After breakfast I sent a message to Brangane, who met me in the King’s garden. On the turf bench beside the fountain of leopards I brought forth the dagger. She drew back—as though I had intended to murder her—but quickly recognized the weapon and its meaning.
“He has gone back,” she then said.
Brangane revealed the stratagem to me, which was executed at precisely the time I believed I had nothing to report. The blind harper, who was not blind, was Tristan’s messenger. He informed the Queen, by means of a message delivered to Brangane, that Tristan had crossed over from Lyonesse and would devise a way to enter the castle. He might easily have arranged to meet her in the orchard, but he wished to penetrate the castle itself. He and five companions disguised themselves as pilgrims and entered the castle gate; under their humble robes they wore ring mail and swords. For three days they dined among other guests in the great hall, walked in the courtyard, prayed in the chapel. Tristan revealed himself by signs to the Queen and visited her alone in her garden by day and in the orchard by night. He remained for three days and three nights; during the third night he stole into my chamber and returned m
y dagger. At daybreak he departed for Lyonesse, across the sea, where he lived in his ancestral castle. It was to this castle that he had fled after the night of discovery under the pear tree. There he had lived, sorrowing for his lost Queen, until at last, searching for death in the German wars and not finding it, he had plotted a return to Cornwall in the guise of a pilgrim, to pledge his undying love.

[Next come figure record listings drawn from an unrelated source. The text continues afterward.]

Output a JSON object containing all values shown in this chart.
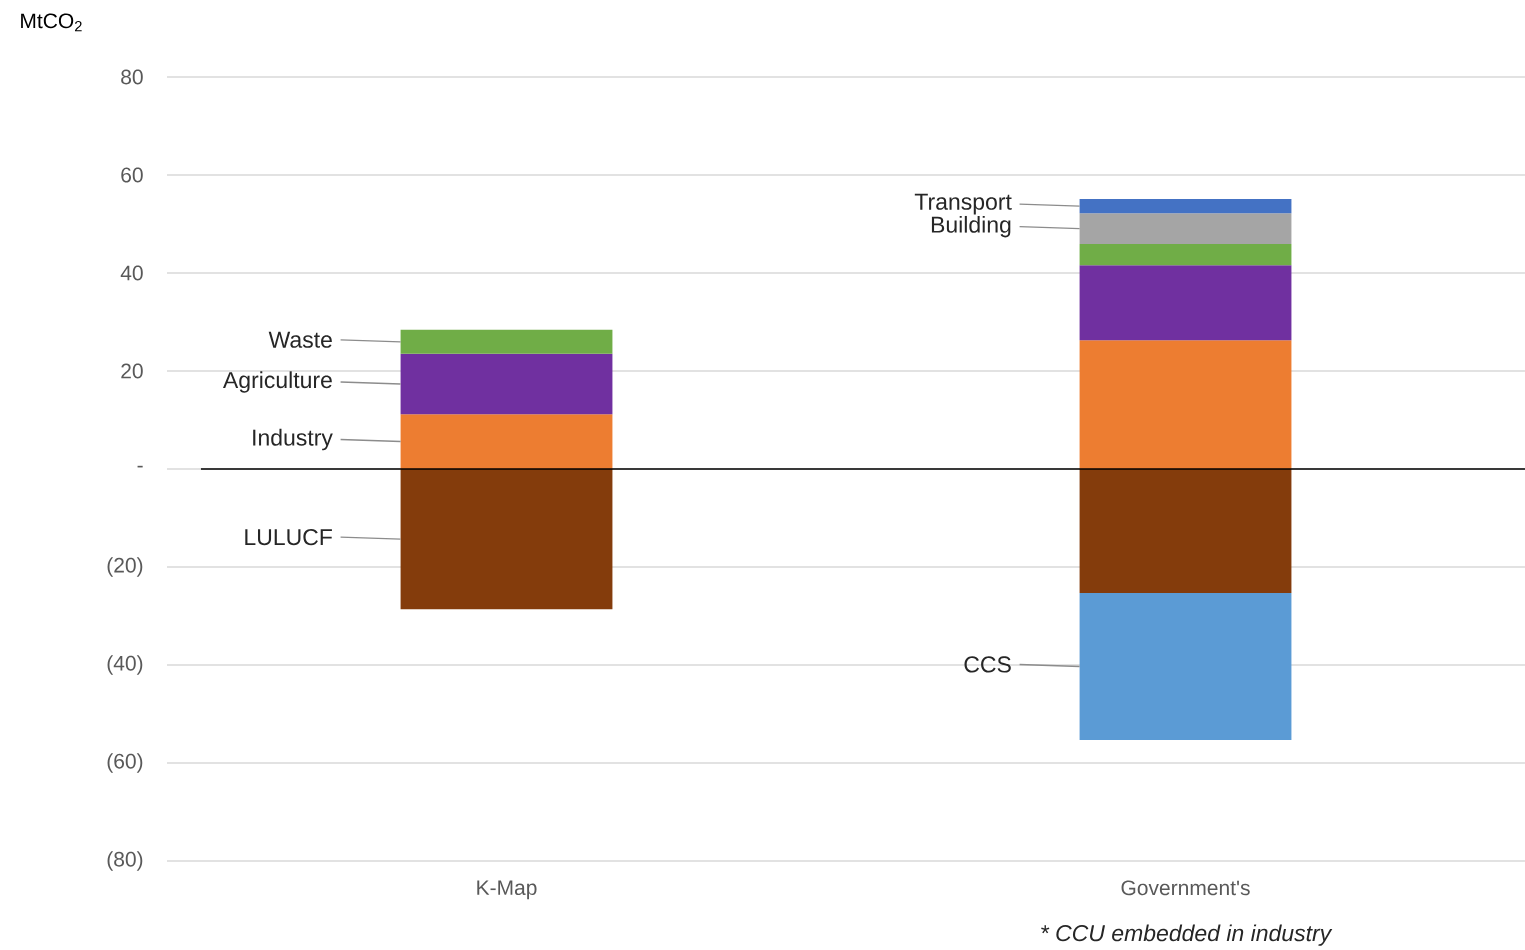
{
  "chart_data": {
    "type": "bar",
    "stacked": true,
    "ylabel": "MtCO$_{2}$",
    "categories": [
      "K-Map",
      "Government's"
    ],
    "series": [
      {
        "name": "Industry",
        "color": "#ed7d31",
        "values": [
          11.2,
          26.3
        ]
      },
      {
        "name": "Agriculture",
        "color": "#7030a0",
        "values": [
          12.3,
          15.3
        ]
      },
      {
        "name": "Waste",
        "color": "#70ad47",
        "values": [
          4.9,
          4.3
        ]
      },
      {
        "name": "Building",
        "color": "#a5a5a5",
        "values": [
          null,
          6.3
        ]
      },
      {
        "name": "Transport",
        "color": "#4472c4",
        "values": [
          null,
          2.9
        ]
      },
      {
        "name": "LULUCF",
        "color": "#843c0c",
        "values": [
          -28.6,
          -25.3
        ]
      },
      {
        "name": "CCS",
        "color": "#5b9bd5",
        "values": [
          null,
          -30.0
        ]
      }
    ],
    "ylim": [
      -80,
      80
    ],
    "yticks": [
      {
        "value": -80,
        "label": "(80)"
      },
      {
        "value": -60,
        "label": "(60)"
      },
      {
        "value": -40,
        "label": "(40)"
      },
      {
        "value": -20,
        "label": "(20)"
      },
      {
        "value": 0,
        "label": "-"
      },
      20,
      40,
      60,
      80
    ],
    "grid": "y",
    "annotations": [
      "* CCU embedded in industry"
    ]
  }
}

Such was Brangane’s story, delivered breathlessly beside the fountain. As she spoke I saw in memory the proud youth from Lyonesse, who long ago came riding to his uncle’s court in Cornwall—came riding with such easy grace that it was said he rivaled the King himself. The King had seen in that face the face of his dead sister, Blanchefleur, and I had seen the face of the young King. And in my mind, for a moment, I confused the two of them, the young Prince whom I loved and whom I had instructed in the arts of fencing and dialectic, and the young lord who ten years later came riding into Cornwall with the bearing, the elegance, the hands, the very look of my beloved and still youthful King.

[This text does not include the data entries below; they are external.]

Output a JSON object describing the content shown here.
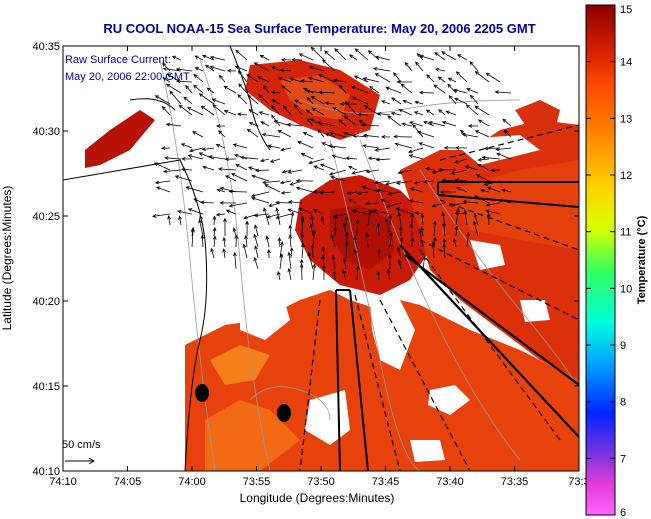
{
  "title": "RU COOL  NOAA-15  Sea Surface Temperature:  May 20, 2006 2205 GMT",
  "map": {
    "annotation_line1": "Raw Surface Current:",
    "annotation_line2": "May 20, 2006 22:00 GMT",
    "scale_label": "50 cm/s",
    "xlabel": "Longitude (Degrees:Minutes)",
    "ylabel": "Latitude (Degrees:Minutes)",
    "x_ticks": [
      "74:10",
      "74:05",
      "74:00",
      "73:55",
      "73:50",
      "73:45",
      "73:40",
      "73:35",
      "73:3"
    ],
    "y_ticks": [
      "40:35",
      "40:30",
      "40:25",
      "40:20",
      "40:15",
      "40:10"
    ]
  },
  "colorbar": {
    "label": "Temperature (°C)",
    "ticks": [
      "15",
      "14",
      "13",
      "12",
      "11",
      "10",
      "9",
      "8",
      "7",
      "6"
    ],
    "range": [
      6,
      15
    ],
    "colors": [
      "#e13cd8",
      "#7b34e0",
      "#0025ff",
      "#00a6ff",
      "#00ffd9",
      "#35ff5e",
      "#d7ff00",
      "#ffd300",
      "#ff8a00",
      "#ff4a00",
      "#cf1c00",
      "#8c0000"
    ]
  },
  "colors": {
    "title": "#00009c",
    "land": "#ffffff",
    "sst_warm": "#e8420c",
    "sst_hot": "#c81a06",
    "sst_orange": "#f26a14"
  }
}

When I asked Brangane why the Queen had not fled to Lyonesse with Tristan, she sat up a little straighter. “She is married to the King,” she replied; in her voice I detected a note of reproach.

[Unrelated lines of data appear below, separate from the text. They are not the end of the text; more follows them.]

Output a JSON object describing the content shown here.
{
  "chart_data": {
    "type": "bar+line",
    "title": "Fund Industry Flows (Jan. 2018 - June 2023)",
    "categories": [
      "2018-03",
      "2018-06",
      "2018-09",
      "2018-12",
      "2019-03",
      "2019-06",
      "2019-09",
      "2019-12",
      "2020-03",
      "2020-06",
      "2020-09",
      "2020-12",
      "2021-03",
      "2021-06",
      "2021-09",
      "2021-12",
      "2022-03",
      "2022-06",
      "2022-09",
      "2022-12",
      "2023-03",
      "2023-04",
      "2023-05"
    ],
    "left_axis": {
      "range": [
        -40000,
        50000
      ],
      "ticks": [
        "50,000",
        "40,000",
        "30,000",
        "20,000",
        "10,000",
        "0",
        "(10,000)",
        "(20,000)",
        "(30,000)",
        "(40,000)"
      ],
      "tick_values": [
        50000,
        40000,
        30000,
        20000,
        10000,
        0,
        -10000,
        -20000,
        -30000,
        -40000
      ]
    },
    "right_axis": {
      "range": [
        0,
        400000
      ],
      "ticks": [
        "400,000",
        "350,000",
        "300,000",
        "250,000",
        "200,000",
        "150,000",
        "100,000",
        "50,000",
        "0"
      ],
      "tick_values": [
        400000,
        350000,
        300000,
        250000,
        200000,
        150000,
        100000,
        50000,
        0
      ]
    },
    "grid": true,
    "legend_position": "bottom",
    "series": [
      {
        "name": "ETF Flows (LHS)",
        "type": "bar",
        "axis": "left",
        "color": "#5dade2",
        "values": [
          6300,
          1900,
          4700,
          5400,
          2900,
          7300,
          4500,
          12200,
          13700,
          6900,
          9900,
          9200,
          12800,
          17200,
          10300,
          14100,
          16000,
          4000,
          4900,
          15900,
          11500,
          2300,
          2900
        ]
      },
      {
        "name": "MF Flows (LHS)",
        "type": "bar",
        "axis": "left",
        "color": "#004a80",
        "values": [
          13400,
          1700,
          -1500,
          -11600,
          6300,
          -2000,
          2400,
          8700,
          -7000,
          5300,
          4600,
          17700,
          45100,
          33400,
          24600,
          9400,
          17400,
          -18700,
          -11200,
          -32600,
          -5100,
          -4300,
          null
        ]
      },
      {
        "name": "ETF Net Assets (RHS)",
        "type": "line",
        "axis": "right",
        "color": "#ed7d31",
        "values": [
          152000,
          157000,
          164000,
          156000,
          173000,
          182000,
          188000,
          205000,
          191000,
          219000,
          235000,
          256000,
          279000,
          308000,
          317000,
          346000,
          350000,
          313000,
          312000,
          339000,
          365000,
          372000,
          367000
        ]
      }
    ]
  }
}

Tristan does not return. The Queen’s face has become sharpened by unhappiness, simplified by longing; her life has contracted to the single act of waiting. It is as if she is shedding herself piece by piece, divesting herself of superfluous looks and gestures, until she has come to resemble the figure of a stone saint on a tympanum, who forever must express, in a single genuflection, the vast multiplicity of poses that constitute a lifetime. The King too is waiting, but without hope: he is waiting for the Queen to forget Tristan and turn her attention to him. Because unhappiness has made him patient, and because he is without hope, he tends to the Queen and even imagines her desires: no longer does he sleep in the royal bedchamber but has removed himself to Tristan’s chamber. Sometimes he hears her return from the orchard, where she waits nightly for Tristan, despite the cold weather. Then he lights her way into her chamber, summons a servant to stoke the fire in the hearth, and wishes her a good night before returning to Tristan’s chamber.